Sarah Halimi (Crédit : autorisation de la Confédération des Juifs de France et des amis d’Israël)

Dans la nuit du 3 au 4 avril 2017 à Paris, Kobili Traoré s’est introduit chez sa voisine de 65 ans Lucie Attal – aussi appelée Sarah Halimi – au troisième étage d’un immeuble HLM du quartier populaire de Belleville, après avoir traversé l’appartement d’une famille qui s’était barricadée dans une chambre.

Aux cris d’ »Allah Akbar », entrecoupés d’insultes et de versets du Coran, ce jeune musulman a rouée de coups la septuagénaire sur son balcon avant de la précipiter dans la cour.

Un débat s’était déroulé le 28 novembre.
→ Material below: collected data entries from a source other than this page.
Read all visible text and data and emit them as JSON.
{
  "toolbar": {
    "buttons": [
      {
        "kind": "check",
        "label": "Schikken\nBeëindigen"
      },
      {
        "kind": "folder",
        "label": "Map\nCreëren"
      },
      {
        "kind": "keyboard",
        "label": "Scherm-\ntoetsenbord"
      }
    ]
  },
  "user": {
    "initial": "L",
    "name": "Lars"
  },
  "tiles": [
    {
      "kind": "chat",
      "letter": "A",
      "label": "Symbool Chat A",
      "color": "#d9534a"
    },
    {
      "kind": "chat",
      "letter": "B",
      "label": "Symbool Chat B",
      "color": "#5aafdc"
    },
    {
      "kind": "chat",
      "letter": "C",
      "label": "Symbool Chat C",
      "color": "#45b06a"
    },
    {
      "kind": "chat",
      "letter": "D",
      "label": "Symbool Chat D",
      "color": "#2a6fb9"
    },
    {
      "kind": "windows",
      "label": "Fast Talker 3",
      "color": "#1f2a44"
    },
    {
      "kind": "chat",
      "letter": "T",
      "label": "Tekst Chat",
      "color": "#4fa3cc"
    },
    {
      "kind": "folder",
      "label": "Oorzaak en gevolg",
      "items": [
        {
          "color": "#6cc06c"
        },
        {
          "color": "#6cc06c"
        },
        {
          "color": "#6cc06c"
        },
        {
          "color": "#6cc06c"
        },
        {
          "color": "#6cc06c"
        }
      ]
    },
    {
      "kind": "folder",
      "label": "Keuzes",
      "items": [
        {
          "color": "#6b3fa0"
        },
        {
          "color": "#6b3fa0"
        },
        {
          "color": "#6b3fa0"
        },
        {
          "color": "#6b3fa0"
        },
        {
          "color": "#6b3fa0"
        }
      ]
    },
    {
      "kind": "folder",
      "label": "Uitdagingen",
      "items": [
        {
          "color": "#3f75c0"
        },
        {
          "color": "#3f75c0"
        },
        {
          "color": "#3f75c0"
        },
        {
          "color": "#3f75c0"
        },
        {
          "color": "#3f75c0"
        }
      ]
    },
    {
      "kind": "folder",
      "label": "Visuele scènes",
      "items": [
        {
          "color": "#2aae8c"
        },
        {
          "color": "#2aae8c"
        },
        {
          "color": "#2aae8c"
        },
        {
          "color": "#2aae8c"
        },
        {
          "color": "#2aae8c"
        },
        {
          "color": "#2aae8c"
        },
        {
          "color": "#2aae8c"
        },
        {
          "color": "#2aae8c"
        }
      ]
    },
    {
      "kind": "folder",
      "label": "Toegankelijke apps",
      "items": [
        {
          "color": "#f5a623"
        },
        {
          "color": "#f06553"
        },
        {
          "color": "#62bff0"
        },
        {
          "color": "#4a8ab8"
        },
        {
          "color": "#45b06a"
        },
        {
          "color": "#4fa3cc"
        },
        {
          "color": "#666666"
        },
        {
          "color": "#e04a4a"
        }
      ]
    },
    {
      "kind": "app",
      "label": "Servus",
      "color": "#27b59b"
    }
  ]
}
L’état psychologique du meurtrier de la sexagénaire juive Sarah Halimi, au moment des faits, était au cœur des débats devant la cour d’appel de Paris, saisie de la question de son éventuelle irresponsabilité pénale.

« Est-ce que la prise volontaire d’une substance illicite, dangereuse pour la santé, vous permet d’être exonéré de votre responsabilité pénale ? », avait ironisé Me Francis Szpiner, avocat des enfants de la sexagénaire.

Sa consœur, Muriel Ouaknine-Melki, qui représente le frère de Mme Halimi, a pour sa part noté qu’en prétendant que sa victime s’était suicidée au moment de l’arrivée de la police, le suspect avait mis en avant « des éléments de stratégie qui sont la preuve qu’il a en conscience enfreint la loi ».